It never ceases to amaze me just how cavalier some people can still be with their jobs, given the current economic climate. With thousands upon thousands of people in the unemployment lines, wondering where the next rent check is coming from, there are others out in the workforce that are taking their positions for granted. Positions that many would make great sacrifices for. Granted, being a cashier at a fast food restaurant isn’t the most glamorous job in the world, but at least it is a job.
For the second time in a month, a fast food cashier has been fired for issuing racial insults on a printed receipt. (Again, the insult referenced Asians. What is with restaurants and Asian-Americans?) On Friday evening, Minhee Cho walked in to a New York Papa John’s pizza restaurant, and placed an order. She was given a receipt for her order, but then noticed the customer name on the receipt; “lady chinky eyes.” Minhee subsequently posted a scan of the receipt on her Twitter page, along with the tweet, “just FYI my name isn’t ‘lady chinky eyes.” Papa John’s has issued an apology, and again the cashier behind the racial slur shenanigans was summarily dismissed.(1)
This follows a similar story from back in December, when two Asian-American students from U.C. Irvine were discriminated against in the exact same fashion, at a Chick-Fil-A location in Los Angeles, California.(2)
Maybe someone would love to explain just what is going on here. It seems kind of fishy to me that there are now two instances of this within a month’s time. Both fast food chains, both in large cities, both discriminating against Asian-Americans.

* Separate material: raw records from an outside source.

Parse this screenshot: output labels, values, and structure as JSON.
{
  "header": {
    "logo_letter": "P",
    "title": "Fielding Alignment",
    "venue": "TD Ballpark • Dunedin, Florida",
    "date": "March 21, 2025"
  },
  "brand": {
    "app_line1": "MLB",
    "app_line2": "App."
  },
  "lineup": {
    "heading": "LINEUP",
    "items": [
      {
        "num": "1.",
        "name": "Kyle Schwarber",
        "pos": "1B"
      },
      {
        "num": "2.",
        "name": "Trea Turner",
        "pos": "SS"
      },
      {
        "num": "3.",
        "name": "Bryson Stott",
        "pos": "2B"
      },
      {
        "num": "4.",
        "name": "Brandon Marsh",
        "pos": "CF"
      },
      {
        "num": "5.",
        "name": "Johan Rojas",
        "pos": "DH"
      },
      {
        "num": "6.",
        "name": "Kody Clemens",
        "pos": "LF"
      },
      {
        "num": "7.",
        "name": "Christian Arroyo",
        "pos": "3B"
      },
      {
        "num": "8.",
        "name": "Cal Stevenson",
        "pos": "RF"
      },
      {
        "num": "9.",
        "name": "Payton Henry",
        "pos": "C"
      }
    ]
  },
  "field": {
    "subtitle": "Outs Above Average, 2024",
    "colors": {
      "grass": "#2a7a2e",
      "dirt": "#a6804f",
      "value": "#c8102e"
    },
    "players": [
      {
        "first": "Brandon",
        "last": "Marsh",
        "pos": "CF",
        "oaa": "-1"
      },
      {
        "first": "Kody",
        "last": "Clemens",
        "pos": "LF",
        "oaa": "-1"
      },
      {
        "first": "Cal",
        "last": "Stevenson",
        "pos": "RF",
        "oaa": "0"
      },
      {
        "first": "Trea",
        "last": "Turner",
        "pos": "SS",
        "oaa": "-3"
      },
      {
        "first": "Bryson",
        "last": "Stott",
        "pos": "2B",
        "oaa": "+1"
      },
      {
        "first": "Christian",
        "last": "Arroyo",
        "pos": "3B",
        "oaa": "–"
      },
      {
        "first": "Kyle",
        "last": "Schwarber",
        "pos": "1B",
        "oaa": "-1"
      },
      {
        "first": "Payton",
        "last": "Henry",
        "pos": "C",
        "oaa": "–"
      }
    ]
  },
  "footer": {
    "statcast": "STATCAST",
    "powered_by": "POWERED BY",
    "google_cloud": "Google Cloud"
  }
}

What I suspect is that the second cashier somehow learned of the first through the news or other sources, thought it would be an “lol,” proceeded to duplicate the stunt and got pinched for it. My fine young readers, I would hate to think that there’s something else going on here, some sort of whispered bias in the workplace.
I think it’s important at this point that I make something clear. I’m not writing or publishing this article to impugn or demean the fast food industry as a whole. Nothing could be further from the truth. In fact, I have a few favorites among the many choices in fast food nationwide, including Carl’s Jr., In-N-Out, Sonic, Chico’s Tacos (an El Paso institution!) and Whataburger, just to name a few. Fast food does have it’s place in society. What I’m concerned about is the apparent lack of respect for customers and for their jobs that some fast food employees seem to have. Think about this; if it were not for the customer and their hard-earned dollar, those jobs would not be there. That’s why they call it the “service industry.”
If any of you reading this are employed, or have ever been employed in the fast food industry, I would love to see some commentary on this article. Have you noted things like this happening in your workplace, have you ever done things like this or known someone who has? What are your views on the matter?